わたしの保健室
保健室が好き。
中三からずっと好き。
約8年間、保健室の先生を目指してきた。
高校の頃、1年生の春からすでに「千葉大学教育学部養護教諭養成課程」が第一志望だった。
4年後、無事に合格した。本当にうれしくて、興奮しすぎて4日間全く眠れなかった。
でも入学してから変わってしまった。
意識が低く、堕落していたわけではない。
授業は欠席することもあったけど、授業以外でもたくさん保健室に関係する本を読み、考え、バイトも【教育系】ばかりやっていた。
だけど、だんだんずれていく。
興味は強まるのに、どんどん養護教諭になりたい気持ちが薄れていく。
大学3年生の途中からは、もうほとんど「養護教諭になりたい気持ち」は消えていた。たまには「やっぱりなりたい!」になるけれど、「やっぱり」の頻度は確実に少なくなっていった。
明確な理由は分からない。
当時は「養護教諭のアイデンティティや専門性が分からないから」「教育界に私の性格が向いていないから」「周りの学生より人間性が劣っているから」「学校嫌い」とか、色々な理由があった。どれも本物。嘘じゃない。
でも、今はもう、明確な理由は分からない。
複合的。自分が進化成長したせいで養護教諭をやめたのか。
それとも、退化したせいで養護教諭をやめたのか。分からない。
もう、色々なものがずれてしまった。
性格、考え、環境、夢、時間、出会った人、子どもとのかかわり…
すべてがひとつひとつ微妙にズレて、もう修復不可能なんだと思う。
【死因:多臓器不全】みたいな。複合的すぎる。
8年間目指した養護教諭とさよならするのはまだ涙が出るほど寂しいことだけど、きっと私にはほかに居場所がある。やるべきこともある。

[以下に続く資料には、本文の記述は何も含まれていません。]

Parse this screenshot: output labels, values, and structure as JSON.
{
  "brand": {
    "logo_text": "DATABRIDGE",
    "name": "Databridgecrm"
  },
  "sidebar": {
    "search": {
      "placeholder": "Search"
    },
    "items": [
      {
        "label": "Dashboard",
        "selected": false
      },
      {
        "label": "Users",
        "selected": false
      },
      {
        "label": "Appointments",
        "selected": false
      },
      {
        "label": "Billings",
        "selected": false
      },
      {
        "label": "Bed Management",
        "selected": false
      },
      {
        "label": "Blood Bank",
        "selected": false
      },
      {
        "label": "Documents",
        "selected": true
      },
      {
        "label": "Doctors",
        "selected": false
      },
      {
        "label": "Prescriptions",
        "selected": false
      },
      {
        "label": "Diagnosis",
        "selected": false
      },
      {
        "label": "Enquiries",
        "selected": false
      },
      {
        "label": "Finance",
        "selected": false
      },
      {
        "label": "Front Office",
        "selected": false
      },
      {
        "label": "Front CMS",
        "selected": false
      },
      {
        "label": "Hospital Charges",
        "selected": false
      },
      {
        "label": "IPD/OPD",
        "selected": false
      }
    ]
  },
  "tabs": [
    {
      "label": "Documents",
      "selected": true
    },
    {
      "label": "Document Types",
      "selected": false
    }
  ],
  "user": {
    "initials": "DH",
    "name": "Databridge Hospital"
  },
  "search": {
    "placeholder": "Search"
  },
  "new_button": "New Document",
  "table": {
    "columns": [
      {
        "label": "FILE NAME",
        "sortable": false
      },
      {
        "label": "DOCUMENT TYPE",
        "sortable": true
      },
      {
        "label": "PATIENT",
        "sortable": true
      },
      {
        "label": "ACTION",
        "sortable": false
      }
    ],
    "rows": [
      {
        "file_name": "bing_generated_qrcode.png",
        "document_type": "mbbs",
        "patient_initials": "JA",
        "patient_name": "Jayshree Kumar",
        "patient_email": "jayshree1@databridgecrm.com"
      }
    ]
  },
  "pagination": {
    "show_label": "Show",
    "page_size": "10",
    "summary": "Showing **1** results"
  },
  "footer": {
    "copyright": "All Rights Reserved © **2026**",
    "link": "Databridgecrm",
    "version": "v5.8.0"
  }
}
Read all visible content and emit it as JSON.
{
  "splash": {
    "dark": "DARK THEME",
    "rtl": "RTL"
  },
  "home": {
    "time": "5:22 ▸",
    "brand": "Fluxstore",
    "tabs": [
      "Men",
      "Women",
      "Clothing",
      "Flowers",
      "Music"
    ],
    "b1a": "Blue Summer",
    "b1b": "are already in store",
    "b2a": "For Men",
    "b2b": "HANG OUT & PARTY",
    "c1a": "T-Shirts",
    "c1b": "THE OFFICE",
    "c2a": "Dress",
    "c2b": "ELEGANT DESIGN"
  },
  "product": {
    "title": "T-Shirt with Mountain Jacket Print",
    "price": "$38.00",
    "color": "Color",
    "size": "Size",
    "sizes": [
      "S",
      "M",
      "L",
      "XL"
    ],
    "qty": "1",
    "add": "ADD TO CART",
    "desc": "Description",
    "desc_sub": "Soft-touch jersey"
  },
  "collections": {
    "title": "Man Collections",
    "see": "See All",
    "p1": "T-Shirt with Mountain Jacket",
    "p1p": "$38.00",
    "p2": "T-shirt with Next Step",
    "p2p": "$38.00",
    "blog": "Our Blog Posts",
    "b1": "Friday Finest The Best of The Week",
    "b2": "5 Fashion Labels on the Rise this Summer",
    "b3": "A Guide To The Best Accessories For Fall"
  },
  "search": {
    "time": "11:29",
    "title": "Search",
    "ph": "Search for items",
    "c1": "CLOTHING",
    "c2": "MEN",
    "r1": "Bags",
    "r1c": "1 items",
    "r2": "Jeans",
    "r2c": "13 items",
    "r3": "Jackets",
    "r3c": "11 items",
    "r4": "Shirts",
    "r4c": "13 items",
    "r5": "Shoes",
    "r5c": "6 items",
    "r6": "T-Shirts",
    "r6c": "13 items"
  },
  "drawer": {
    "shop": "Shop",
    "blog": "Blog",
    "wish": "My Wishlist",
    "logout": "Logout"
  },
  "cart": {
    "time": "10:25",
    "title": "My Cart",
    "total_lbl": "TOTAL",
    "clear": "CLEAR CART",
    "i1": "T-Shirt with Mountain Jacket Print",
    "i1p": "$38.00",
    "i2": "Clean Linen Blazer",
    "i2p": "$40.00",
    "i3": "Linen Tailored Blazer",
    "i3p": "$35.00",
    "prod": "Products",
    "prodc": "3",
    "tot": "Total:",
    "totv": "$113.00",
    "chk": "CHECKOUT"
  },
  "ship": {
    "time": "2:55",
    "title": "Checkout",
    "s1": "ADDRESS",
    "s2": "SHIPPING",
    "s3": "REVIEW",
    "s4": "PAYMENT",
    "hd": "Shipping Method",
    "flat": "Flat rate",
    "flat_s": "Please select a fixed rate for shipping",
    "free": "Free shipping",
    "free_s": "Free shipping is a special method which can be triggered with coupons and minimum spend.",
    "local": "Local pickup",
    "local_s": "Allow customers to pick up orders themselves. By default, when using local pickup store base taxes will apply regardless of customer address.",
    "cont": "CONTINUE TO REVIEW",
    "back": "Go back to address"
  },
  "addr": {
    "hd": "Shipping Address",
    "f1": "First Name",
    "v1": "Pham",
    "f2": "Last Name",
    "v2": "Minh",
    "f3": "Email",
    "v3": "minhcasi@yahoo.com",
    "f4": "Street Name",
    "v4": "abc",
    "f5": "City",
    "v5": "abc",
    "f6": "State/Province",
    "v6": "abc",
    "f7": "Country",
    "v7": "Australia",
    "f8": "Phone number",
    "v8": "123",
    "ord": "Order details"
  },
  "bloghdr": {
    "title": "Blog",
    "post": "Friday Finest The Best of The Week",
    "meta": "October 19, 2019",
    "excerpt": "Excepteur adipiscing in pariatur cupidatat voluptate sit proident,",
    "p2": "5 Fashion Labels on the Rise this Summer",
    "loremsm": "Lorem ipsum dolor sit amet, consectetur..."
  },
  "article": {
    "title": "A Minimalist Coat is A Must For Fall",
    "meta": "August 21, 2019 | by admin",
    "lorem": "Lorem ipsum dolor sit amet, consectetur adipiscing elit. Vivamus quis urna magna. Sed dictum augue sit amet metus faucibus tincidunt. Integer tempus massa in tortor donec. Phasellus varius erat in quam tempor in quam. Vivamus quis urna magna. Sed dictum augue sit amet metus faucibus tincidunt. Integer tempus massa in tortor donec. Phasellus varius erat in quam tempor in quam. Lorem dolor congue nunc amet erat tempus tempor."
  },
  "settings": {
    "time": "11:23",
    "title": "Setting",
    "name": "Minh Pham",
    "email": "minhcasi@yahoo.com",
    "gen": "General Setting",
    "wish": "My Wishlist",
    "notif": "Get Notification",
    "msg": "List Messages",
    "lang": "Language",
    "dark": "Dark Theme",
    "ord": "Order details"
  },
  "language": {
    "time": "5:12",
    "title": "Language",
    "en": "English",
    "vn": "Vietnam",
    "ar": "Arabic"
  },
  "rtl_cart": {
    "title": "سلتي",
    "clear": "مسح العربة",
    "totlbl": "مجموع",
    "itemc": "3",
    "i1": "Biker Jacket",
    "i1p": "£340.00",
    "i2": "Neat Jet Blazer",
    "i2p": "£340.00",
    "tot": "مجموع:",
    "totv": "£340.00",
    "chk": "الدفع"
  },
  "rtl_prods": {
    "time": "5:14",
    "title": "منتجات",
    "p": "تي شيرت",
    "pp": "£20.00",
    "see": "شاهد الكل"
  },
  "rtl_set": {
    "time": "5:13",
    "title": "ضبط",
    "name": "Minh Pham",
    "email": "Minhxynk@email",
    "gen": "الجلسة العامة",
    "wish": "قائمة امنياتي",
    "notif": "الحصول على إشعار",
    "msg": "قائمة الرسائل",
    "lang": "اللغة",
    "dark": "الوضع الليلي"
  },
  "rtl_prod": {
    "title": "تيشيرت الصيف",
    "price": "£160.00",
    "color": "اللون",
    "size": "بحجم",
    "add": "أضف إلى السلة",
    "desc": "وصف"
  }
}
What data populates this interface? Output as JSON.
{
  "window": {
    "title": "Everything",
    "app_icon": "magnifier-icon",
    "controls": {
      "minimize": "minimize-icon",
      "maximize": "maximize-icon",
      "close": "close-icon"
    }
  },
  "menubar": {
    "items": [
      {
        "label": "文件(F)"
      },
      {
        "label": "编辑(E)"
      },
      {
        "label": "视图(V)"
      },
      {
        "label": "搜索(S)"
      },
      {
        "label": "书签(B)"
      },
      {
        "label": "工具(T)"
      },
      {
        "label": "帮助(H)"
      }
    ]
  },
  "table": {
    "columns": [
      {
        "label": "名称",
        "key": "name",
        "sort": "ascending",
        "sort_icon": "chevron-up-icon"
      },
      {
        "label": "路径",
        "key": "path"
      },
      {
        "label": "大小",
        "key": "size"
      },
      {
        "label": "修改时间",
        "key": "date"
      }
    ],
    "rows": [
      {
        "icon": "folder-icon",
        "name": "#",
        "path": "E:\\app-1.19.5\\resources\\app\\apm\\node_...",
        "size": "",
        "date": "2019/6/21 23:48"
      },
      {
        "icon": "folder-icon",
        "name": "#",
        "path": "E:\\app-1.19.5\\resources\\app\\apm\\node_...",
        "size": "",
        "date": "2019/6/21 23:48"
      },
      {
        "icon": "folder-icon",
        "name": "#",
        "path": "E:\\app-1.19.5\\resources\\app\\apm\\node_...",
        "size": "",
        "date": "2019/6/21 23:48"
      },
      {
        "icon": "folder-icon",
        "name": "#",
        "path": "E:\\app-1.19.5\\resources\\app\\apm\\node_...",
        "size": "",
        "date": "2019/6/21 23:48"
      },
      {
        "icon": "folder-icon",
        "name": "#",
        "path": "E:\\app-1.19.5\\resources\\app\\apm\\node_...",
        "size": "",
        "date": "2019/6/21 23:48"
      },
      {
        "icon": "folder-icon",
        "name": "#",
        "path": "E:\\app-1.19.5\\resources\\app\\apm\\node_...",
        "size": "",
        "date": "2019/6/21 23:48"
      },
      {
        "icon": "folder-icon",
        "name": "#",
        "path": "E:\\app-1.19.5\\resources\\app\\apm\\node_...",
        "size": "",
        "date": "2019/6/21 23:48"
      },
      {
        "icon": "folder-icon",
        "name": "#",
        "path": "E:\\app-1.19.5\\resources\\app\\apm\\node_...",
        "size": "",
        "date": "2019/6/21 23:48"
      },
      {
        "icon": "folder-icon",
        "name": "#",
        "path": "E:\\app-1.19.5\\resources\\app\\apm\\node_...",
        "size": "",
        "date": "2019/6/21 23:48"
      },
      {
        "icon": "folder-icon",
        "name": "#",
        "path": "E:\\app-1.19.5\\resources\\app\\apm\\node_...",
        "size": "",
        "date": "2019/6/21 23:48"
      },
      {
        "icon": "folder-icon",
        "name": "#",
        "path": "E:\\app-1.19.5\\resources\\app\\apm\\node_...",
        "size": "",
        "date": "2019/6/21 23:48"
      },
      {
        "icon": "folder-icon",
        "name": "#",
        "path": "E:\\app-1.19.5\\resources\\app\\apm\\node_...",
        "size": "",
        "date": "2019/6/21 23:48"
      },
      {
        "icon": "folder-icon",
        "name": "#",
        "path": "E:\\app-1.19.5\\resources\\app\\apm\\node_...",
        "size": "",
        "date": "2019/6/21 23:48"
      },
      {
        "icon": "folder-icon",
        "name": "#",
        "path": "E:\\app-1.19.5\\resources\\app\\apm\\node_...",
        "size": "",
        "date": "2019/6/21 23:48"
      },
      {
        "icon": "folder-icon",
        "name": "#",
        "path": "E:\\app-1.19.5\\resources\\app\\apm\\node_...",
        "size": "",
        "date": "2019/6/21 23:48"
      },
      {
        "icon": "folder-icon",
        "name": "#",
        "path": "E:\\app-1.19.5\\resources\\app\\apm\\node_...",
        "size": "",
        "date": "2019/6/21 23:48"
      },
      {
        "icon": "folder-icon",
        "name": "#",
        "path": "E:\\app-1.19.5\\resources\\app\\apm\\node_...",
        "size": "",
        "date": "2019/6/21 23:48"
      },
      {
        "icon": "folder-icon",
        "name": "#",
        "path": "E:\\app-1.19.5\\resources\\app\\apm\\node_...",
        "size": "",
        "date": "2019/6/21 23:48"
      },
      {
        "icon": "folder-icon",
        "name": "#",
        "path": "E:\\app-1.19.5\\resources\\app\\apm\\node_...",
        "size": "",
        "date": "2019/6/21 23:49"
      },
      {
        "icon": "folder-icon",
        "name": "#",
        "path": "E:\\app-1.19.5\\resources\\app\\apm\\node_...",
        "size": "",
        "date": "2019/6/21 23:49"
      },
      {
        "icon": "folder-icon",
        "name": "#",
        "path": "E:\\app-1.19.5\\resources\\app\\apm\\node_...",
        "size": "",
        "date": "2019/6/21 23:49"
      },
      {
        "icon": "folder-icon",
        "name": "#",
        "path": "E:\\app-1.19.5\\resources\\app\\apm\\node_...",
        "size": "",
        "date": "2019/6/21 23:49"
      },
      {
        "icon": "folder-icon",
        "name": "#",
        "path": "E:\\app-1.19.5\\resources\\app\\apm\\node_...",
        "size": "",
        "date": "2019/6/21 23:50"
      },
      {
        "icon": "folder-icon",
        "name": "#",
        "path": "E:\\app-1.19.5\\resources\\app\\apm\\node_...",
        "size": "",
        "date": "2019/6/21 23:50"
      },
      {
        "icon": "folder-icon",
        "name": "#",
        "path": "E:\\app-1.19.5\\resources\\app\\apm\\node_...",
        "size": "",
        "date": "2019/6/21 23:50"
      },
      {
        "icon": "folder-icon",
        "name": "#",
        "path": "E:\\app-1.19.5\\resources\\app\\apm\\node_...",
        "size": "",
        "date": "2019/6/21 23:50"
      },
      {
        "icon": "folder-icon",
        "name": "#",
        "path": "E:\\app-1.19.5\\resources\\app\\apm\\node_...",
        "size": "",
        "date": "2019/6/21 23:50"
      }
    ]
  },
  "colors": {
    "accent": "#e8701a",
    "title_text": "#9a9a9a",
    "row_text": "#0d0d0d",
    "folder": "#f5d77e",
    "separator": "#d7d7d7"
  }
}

大切なものって、それ自体に価値があると思いがち。私でいう「保健室」。
だけど、大切なもの・大切だったものを失った後に残る「空間」にこそ価値がある時も多いと思う。
保健室が私の心の80%を占めていたと仮定する。
保健室を手放した今、私の心には80%分の空きがある。
なんでも吸収できるね。新しいこと始められる。
大切なものは、失くすことに意味がある時もある。
難しいね。よく分からん。結局養護教諭になるかもわからん。未知。未知って自由。